We say, “I have been working all day; I’m tired, and I really need a little quiet.” Need is such a great word to use when we are making excuses – because we’re supposed to love ourselves, too, right?

We look at the number on the caller ID and we say, “I have every right to let the machine take that call. I know that person will just want to babble on forever about nothing anyway.”

Other times we are so sure that the suffering of that person is their own fault anyway; what good would it do to help out even if we can – wouldn’t helping them just be a waste of my time or my energy or my money?

What Jesus would have us remember is that our choices are not about what is legally right or wrong. It’s much more serious, much more real than that. Our choices in dealing with our fellow human beings are about good and evil, which is not really the same thing at all. Because in the end, all choices are between love and not-love, between giving life, by our words and our actions, or dealing out death, by our attitudes and our judgment and our lack of compassion.
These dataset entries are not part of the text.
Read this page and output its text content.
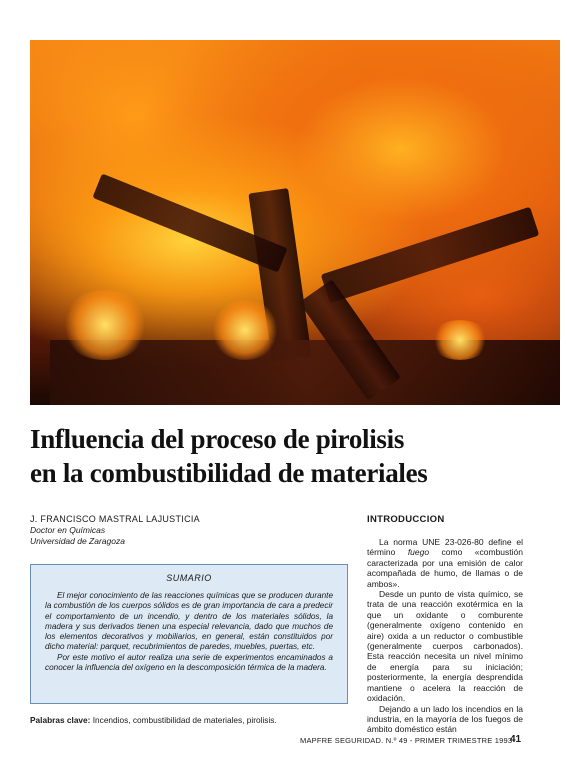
Influencia del proceso de pirolisis
en la combustibilidad de materiales
J. FRANCISCO MASTRAL LAJUSTICIA
Doctor en Químicas
Universidad de Zaragoza
SUMARIO

El mejor conocimiento de las reacciones químicas que se producen durante la combustión de los cuerpos sólidos es de gran importancia de cara a predecir el comportamiento de un incendio, y dentro de los materiales sólidos, la madera y sus derivados tienen una especial relevancia, dado que muchos de los elementos decorativos y mobiliarios, en general, están constituidos por dicho material: parquet, recubrimientos de paredes, muebles, puertas, etc.

Por este motivo el autor realiza una serie de experimentos encaminados a conocer la influencia del oxígeno en la descomposición térmica de la madera.

Palabras clave: Incendios, combustibilidad de materiales, pirolisis.
INTRODUCCION

La norma UNE 23-026-80 define el término fuego como «combustión caracterizada por una emisión de calor acompañada de humo, de llamas o de ambos».

Desde un punto de vista químico, se trata de una reacción exotérmica en la que un oxidante o comburente (generalmente oxígeno contenido en aire) oxida a un reductor o combustible (generalmente cuerpos carbonados). Esta reacción necesita un nivel mínimo de energía para su iniciación; posteriormente, la energía desprendida mantiene o acelera la reacción de oxidación.

Dejando a un lado los incendios en la industria, en la mayoría de los fuegos de ámbito doméstico están

MAPFRE SEGURIDAD. N.º 49 - PRIMER TRIMESTRE 1993
41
In an interview with a reporter, Mr. Gassama said: “I like children, I would have hated to see him getting hurt in front of me. I ran and I looked for solutions to save him and thank God I scaled the front of the building to the balcony,” Who knows how many people were standing in the crowd watching the little boy, in terror that he might fall. But one person had the courage and the ability to act quickly and to save the child’s life. Our responsibility is to be fully awake to the situations in our own lives when we are that one person whose time or gifts or abilities are needed – even if it’s nothing more than a listening ear. Our choice, as Mr. Gassama put it, is to ‘look for solutions’ how we can do good and not harm, how we can give life, and not let it be lost. And then, to do it.